Tuesday, 11 October 2011

Day Twenty-Two: How I've Changed in the Past Two Years

Day 22 of the 30 Day Writing Challenge

Day Twenty-Two: How I've Changed in the Past Two Years

Let's see.. two years ago was October 2009. What was I doing in 2009? I was still in the Masters Theological Studies program at Concordia University. I was putting the finishing touches on my thesis, getting ready for my defense in January. I wasn't nervous yet but I was trying not to think about it too much. I was sending and resending job applications to all of the English CEGEPs on the island of Montreal (with no success). I was visiting an old professor of mine who is now Dean at John Abbott College, asking him about getting a job teaching. He told me that most teaching positions at this level go to PhD graduates even though a Masters is all that is required. I remember being quite heartbroken and confused.
I think that sums up much of the past two years: heartbroken and confused. I had made plans for myself and maybe that was the problem right there. I made plans for myself rather than praying on my future and asking God what His plans were for me. After all, God's plans will always surpass your wildest dreams. Anyhow, I was making plans and not ONE of them was turning out. I wanted to get a job after graduation. Didn't happen. I wanted to get pregnant. Didn't happen (when I thought it would). I wanted to get my PhD. Didn't happen (after a lengthy conversion with my adviser who explained the great difficulty of getting a job after a 5-plus year degree). I was bewildered. What the heck was going on?? I'm STILL not sure what's going on.
I've always had a plan. I've always known the next step (or at least had some idea). I think that in the past two years I've been taught to expect the unexpected. I've learned that life doesn't always go in the direction you planned but that doesn't mean things are going badly or that I've messed up somehow.
I'm a stay-at-home mom right now, working in my dad's real estate company in research and marketing. I'm writing on a blog and looking everyday for freelance writing work. I don't know where this is going. I don't know what the next five years will hold. But I think that's how I've changed. I don't know and I'm okay with that. Not knowing does not equate not caring or doing nothing. It means waiting on God and trusting that He has something awesome in store for me.
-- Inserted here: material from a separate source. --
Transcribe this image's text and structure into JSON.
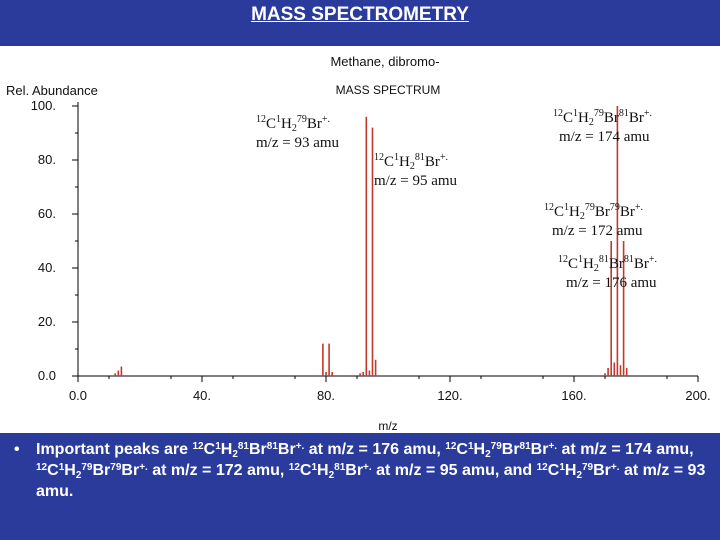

"When a man turns to Christ and seems to be getting on pretty well (in the sense that some of his bad habits are now corrected), he often feels that it would now be natural if things went fairly smoothly. When trouble comes along...he is disappointed. These things, he feels, might have been necessary to rouse him and make him repent in his bad old days; but why now? Because God is forcing him on, or up, to a higher level: putting him into situations where he will have to be very much braver, or more patient, or more loving, than he ever dreamed of being before. It seems to us all unnecessary: but that is because we have not yet had the slightest notion of the tremendous thing He means to make of us.
I find I must borrow a parable from George MacDonald. Imagine yourself as a living house. God comes in to rebuild that house. At first, perhaps, you can understand what He is doing. He is getting the drains right and stopping the leaks in the roof and so on: you knew that those jobs needed doing and so you are not surprised. But presently He starts knocking the house about in a way that hurts abominably and does not seem to make sense. What on earth is He up to? The explanation is that He is building quite a different house from the one you thought of--throwing out a new wing here, putting on an extra floor there, running up towers, making courtyards. You thought you were going to be made into a decent little cottage: but He is building a palace. He intends to come and live in it Himself."